Since we have OOP, I suggest to create proxy class which in case of exception consumes it silently, returns some default value and fires onError event. So if we propagate exception, we have onError call instead, and the two disadvantages mentioned above are solved. See the example in C#:

Standard exception attitude

  class Computer {
    // let's say we need to propagate exception and decide what to do lately
    public int divide(int a, int b) {
      int result = a / b;
      return result;
    }
  }

  class Program {
    public static void Main() {
      Computer c = new Computer();
      try {
        Console.WriteLine(c.divide(1, 0));
      }
      catch(ArithmeticException e) {
        // we are teleported here from the middle of Computer.divide method!
        // do something
      }
    }
  } // three levels of brackets (without namespace) in such trivial example??

onError handler attitude

  class ProxyComputer {
    private Computer c = new Computer();
    // it is not virtual, can not be overriden
    public int divide(int a, int b) {
      // alas, exceptions are standard, but we can stop them in this class
      try {
        return c.divide(a, b);
      }
      catch(ArithmeticException e) {
        this.onError(e);
      }
    }

    protected virtual void onError(Exception e) {
      // do nothing
    }
  }

  class MoreStrictComputer : ProxyComputer {
    protected override void onError(Exception e) {
      // mail to IT department, revert all transactions etc.
      Console.WriteLine("I can't seem to do that");
    }
  }

  class Program {
    public static void Main() {
      ProxyComputer pc = new ProxyComputer();
      MoreStrictComputer msc = new MoreStrictComputer();
      // fires onError instead of exception
      Console.WriteLine(pc.divide(1, 0)); // no problem
      Console.WriteLine(msc.divide(1, 0)); // this time it won't be so easy
    }
  } // only two levels of brackets

Often I see empty (or trivial) catch blocks.

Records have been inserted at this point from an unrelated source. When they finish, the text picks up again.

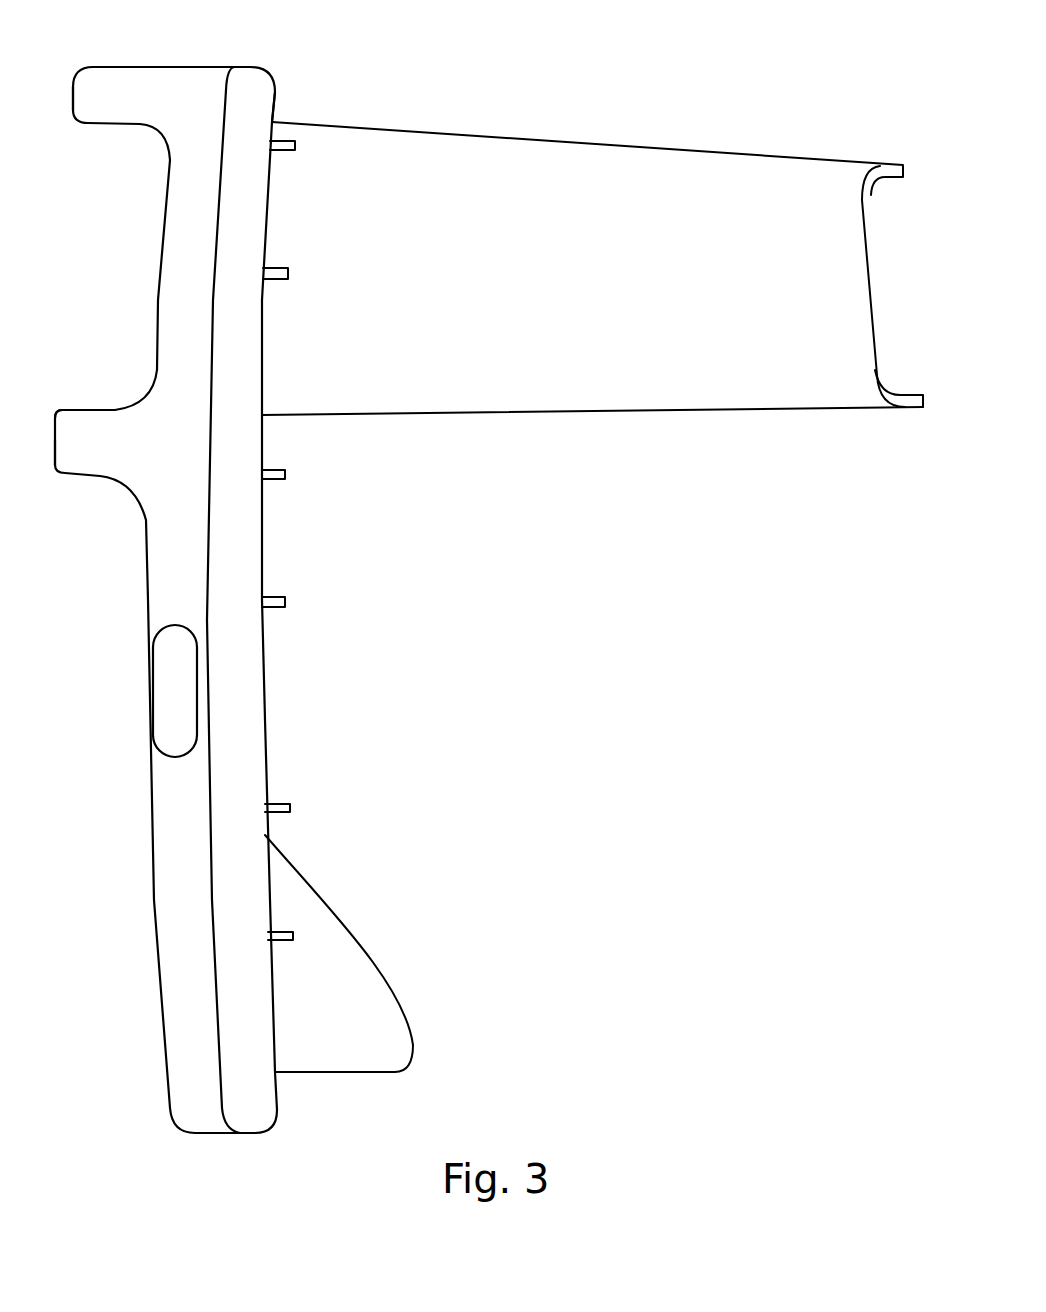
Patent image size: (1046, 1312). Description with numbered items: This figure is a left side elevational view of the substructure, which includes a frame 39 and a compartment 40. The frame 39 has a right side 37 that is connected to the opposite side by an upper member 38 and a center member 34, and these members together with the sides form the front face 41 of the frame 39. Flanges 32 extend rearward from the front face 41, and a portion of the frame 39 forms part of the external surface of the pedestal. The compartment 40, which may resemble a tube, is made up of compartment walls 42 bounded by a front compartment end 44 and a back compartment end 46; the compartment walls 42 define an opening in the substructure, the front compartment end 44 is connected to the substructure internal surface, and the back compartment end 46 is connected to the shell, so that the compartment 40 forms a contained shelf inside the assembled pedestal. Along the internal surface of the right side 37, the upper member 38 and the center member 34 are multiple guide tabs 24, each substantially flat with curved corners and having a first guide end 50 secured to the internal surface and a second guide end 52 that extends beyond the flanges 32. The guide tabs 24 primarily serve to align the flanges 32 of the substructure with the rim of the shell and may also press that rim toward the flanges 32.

The guide tab 24 is at (280, 268).
The flange 32 is at (248, 653).
The center member 34 is at (64, 452).
The right side 37 is at (163, 577).
The upper member 38 is at (83, 98).
The frame 39 is at (152, 95).
The compartment 40 is at (646, 386).
The front face 41 is at (47, 412).
The compartment wall 42 is at (748, 378).
The front compartment end 44 is at (272, 122).
The back compartment end 46 is at (905, 168).
The first guide end 50 is at (265, 804).
The second guide end 52 is at (290, 812).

This means programmers often consider exception as no problem situation, but with standard exception attitude, they still have to bother with try-catch. The second attitude makes it optional.

So the question is: Which solution would you prefer? Is this some kind of pattern or am I missing something?

Edit As Paul Equis suggests, throw e; should be default onError behavior, not do-nothing silence swalowing.

Best Answer

I agree with Paul Equis's answer that exceptions should be preferred, but with a caveat. One major feature of exceptions is that they break control flow. This is usually desirable, but if it isn't then some other pattern might be useful for augmenting the exception system.

For example, suppose you're writing a compiler. Exceptions might not be the best choice here, because throwing an exception stops the compile process. This means that only that first error would be reported. If you want to keep reading the source code in order to try and find more errors (as the C# and VB compilers do), then some other system is needed for reporting errors to the outside world.

The easiest way to take care of that would be saving the exceptions to a collection and then returning it. However, using an OnError delegate might be worthwhile if you want to give the caller an opportunity to give advice on how to proceed after each error. That sounds like an uncommon scenario to me, though. If you're not asking the caller to really micro-manage error handling, then using some flags to specify error-handling behavior would be less fiddly to work with.